У нас постоянно происходит тесное сотрудничество с драматургами. Это не драматурги в советском понимании этого слова, когда человек пришел, написал пьесу и ушел. Их труд был чуть большим, чем мы видим. Они присутствовали на каждой репетиции, участвовали в обсуждениях, не во время дискуссии, а в обсуждении самого обсуждения.
Мы осуждаем этого человека или его оправдываем? Но на самом деле проблема не в том, осуждаем мы его или нет – плевать! Проблема: что делать дальше?
Есть проблемы в дискуссиях, над которыми нужно работать, мы выводим дискуссию не на тот уровень. Например, в «Ополченце» постоянно встает вопрос: мы осуждаем этого человека или его оправдываем? Но на самом деле проблема не в том, осуждаем мы его или нет – плевать! Проблема: что делать дальше? Потому что это явление, которое просто есть. Мы представляем, что война закончится когда-нибудь? Мы думаем об этом вообще? А она закончится! И когда она закончится, то эти территории или вернуться в Украину, или перейдут к России. И конечно, мы хотим, чтобы они вернулись в Украину. Мне по личным причинам хочется, чтобы сюда вернулся Крым. Но я сразу сталкиваюсь с проблемой: возвращаюсь я в Крым, а все эти люди, которые там есть, те, которые поддержали пророссийскую пропаганду, они там останутся. И они будут считать себя побежденными, так же, как я себя сейчас считаю побежденным. И это первое. Во-вторых, эта ненависть, она никуда не исчезнет. Она будет только более острой после того, как они поймут, что их победили. И их будет большинство. С Донецком даже еще хуже будет. Но сейчас получается, что мы воюем не за людей, а за территории. Но нам с вами эти территории не нужны. Эти территории больше нужны людям, которые там живут, например, как мне Крым, или людям, которые получают за это деньги. А многие воюют за территории на Донбассе, хотя до этого ни разу там не были. Здесь вопрос не того, что их не надо возвращать, возвращать надо. Но ценой своей жизни и ценой жизни того самого украинца, который там живет, но имеет несколько иное мнение, но он тоже украинец! Если мы победим и получим эти территории, то мы проиграем. Потому что за людей мы не воевали.
Так же и в «Вопросах», мы говорим: надевали актеры маски или не надевали? Потому что мы не хотим говорить о настоящей проблеме: почему нам надо надевать маску? Почему для того, чтобы выражать какую-то мысль, надо надевать какую социальную маску?! Ведь все мы носим маски.
Как говорить с людьми?
Во-первых, начинать говорить.
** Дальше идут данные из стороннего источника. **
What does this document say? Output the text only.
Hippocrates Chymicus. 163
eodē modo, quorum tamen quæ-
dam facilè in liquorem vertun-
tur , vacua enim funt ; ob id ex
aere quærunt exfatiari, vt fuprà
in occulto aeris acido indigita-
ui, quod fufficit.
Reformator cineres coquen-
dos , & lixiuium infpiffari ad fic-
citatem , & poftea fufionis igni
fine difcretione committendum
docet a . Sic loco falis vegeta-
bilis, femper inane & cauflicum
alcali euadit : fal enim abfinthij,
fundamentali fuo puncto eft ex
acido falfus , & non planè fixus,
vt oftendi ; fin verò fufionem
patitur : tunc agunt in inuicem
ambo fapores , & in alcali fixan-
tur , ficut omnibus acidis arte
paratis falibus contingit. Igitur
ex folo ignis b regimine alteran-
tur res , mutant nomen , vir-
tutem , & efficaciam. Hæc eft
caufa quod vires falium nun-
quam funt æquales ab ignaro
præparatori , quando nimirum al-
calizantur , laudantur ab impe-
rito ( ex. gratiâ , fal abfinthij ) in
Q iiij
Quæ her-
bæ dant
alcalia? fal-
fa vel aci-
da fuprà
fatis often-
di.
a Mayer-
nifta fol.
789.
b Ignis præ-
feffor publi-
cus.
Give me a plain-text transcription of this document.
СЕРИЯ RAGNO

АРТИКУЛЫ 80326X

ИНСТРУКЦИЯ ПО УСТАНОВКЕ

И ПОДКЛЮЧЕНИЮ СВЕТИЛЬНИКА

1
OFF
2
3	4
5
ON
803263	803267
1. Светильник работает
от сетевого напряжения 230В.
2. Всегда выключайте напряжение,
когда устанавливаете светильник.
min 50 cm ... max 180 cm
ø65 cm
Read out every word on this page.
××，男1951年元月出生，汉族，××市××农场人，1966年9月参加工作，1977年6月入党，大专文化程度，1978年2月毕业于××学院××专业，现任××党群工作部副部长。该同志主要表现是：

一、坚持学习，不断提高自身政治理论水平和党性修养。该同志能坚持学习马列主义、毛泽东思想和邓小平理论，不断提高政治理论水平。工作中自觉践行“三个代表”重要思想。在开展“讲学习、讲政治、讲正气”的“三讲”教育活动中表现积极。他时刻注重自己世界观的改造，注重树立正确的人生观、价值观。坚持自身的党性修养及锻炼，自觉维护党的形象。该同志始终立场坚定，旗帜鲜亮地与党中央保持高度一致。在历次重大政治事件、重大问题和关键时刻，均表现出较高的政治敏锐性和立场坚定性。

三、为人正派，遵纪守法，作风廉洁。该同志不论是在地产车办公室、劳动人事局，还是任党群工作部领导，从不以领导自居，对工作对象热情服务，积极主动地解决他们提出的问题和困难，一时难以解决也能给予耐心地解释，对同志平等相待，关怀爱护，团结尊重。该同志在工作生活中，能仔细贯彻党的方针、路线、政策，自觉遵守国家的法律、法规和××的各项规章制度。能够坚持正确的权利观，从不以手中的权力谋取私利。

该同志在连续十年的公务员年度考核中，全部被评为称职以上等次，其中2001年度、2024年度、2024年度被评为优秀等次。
Это то, о чем мы говорим в перформансе «Вопросы». Мы не слышим друг друга. Мы не слышим их, они не слышат нас, никто никого не хочет слышать. Ведь на самом деле, если посмотреть немного сверху, это выглядит несколько комично: мы не такие уж и разные, а очень-очень-очень похожие. И здесь мы воюем за Родину-мать, там – за Родину-мать. И с той, и с другой стороны мы считаем, что это нас захватили. Мы здесь считаем, что нас Путин захватил, они в Донецке считают, что Украина захватила Донецк и расстреливает детские сады. И с той, и с другой стороны на самом деле никто не хочет воевать, все хотят мира. И самое удивительное: как мы считаем, что все они там умирают за Путина, так и они считают, что мы здесь умираем за Порошенко. Но это не так.